What are markets expecting? More importantly, how may major CAD pairs react?
Here are points you need to know:
What happened last time?
- BOC raised overnight rates by 50 basis points to 1.00% as expected
- “Quantitative Tightening” to start on April 25
- GDP forecasts revised lower for 2022 (from 4.0% to 3.5%) and 2023 (from 3.5% to 2.5%)
- Inflation estimates revised higher for 2022 (from 4.2% to 5.3%) and 2023 (from 2.3% to 2.8%)
As expected, Governor Maclem and his team raised BOC’s interest rates by 50 basis points in April.
They also took cues from the Fed and began shrinking its balance sheet by allowing maturing Canadian government bonds to go unreplaced. Macklem estimates that around 40% of the bonds in the balance sheet will mature in the next two years.
What caught the markets’ attention was BOC announcing that “interest rates will need to rise further” after sharing that more than two-thirds of Canada’s CPI component is rising faster than 3%.
The lack of end in sight for BOC’s interest rate hikes helped push CAD higher against the safe-haves and its fellow comdolls. It also helped stem intraday downswings against European currencies like EUR and GBP.

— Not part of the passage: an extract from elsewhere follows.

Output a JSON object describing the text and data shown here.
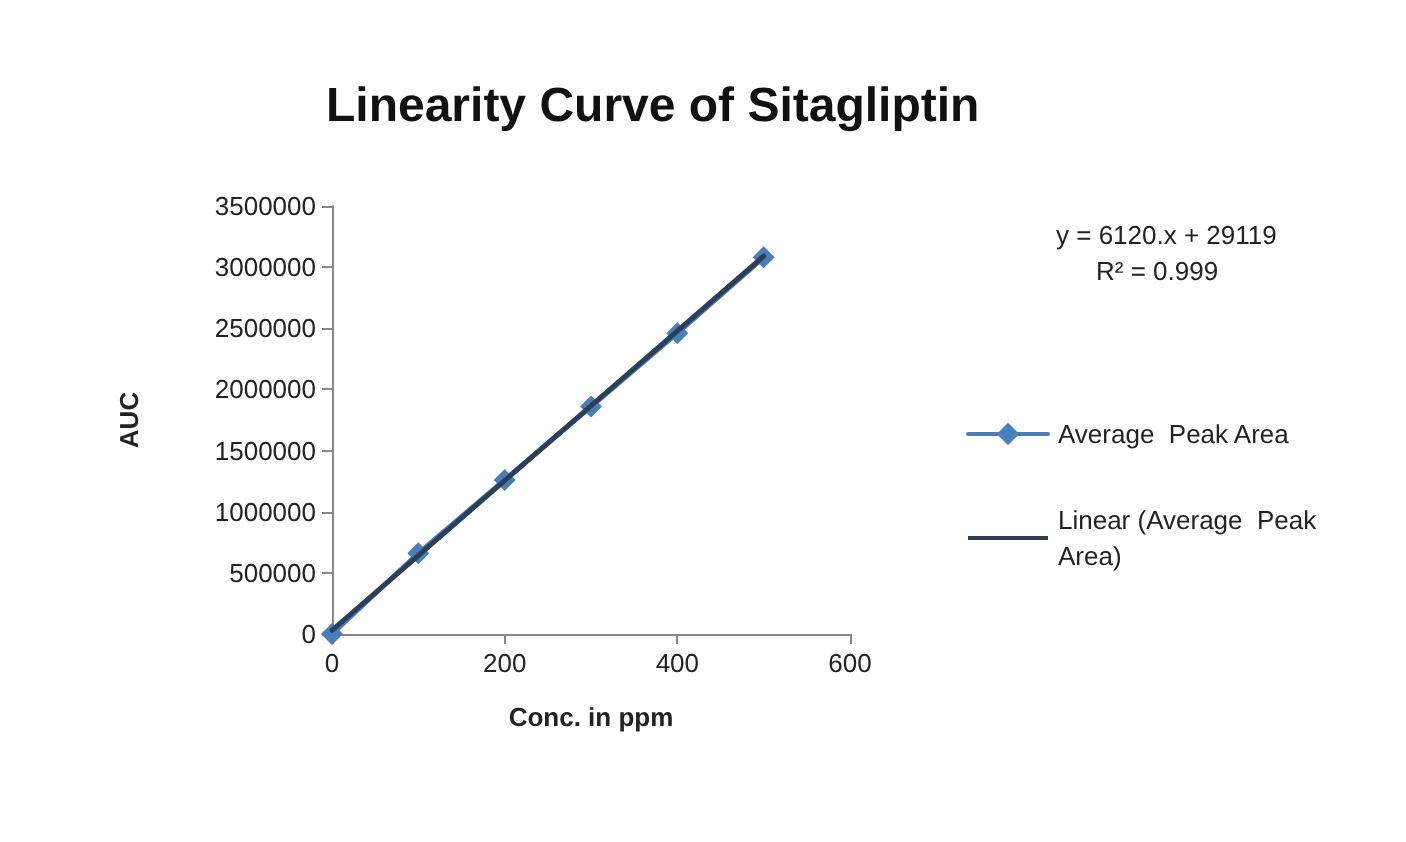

What are traders expecting this time?
- BOC to overnight raise rates by another 50 bps to 1.50%
- Word on the impact of high interest rates on the economy
- Unless there’s renewed hawkishness, CAD’s reactions may be limited
BOC is widely expected to raise its interest rates by another 50 basis points to 1.50%. That’s the highest since January 2020!
But since the move is widely anticipated (read: priced in), CAD may not see as much volatility as it had in April.
Any hints from the presser may help. Back in April, Maclem was confident that “the economy can handle” higher rates. BOC won’t publish new growth and inflation estimates this time but talks of persistently high inflation would put further rate hikes on the table.
Unless we see a 75-basis point hike or talks of even more rate hikes, then CAD could see a buy-the-rumor, sell-the-fact situation if not ignore the event in favor of bigger economic themes.
That doesn’t mean you shouldn’t trade CAD during the event though!
You can check out the major CAD pairs’ short and long-term trends to see if there are trend entry opportunities.
You can also compare CAD’s current performance against its major counterparts and compare them to their CAD’s average volatility in case there’s room for mean reversion plays.
Good luck and good trading this event!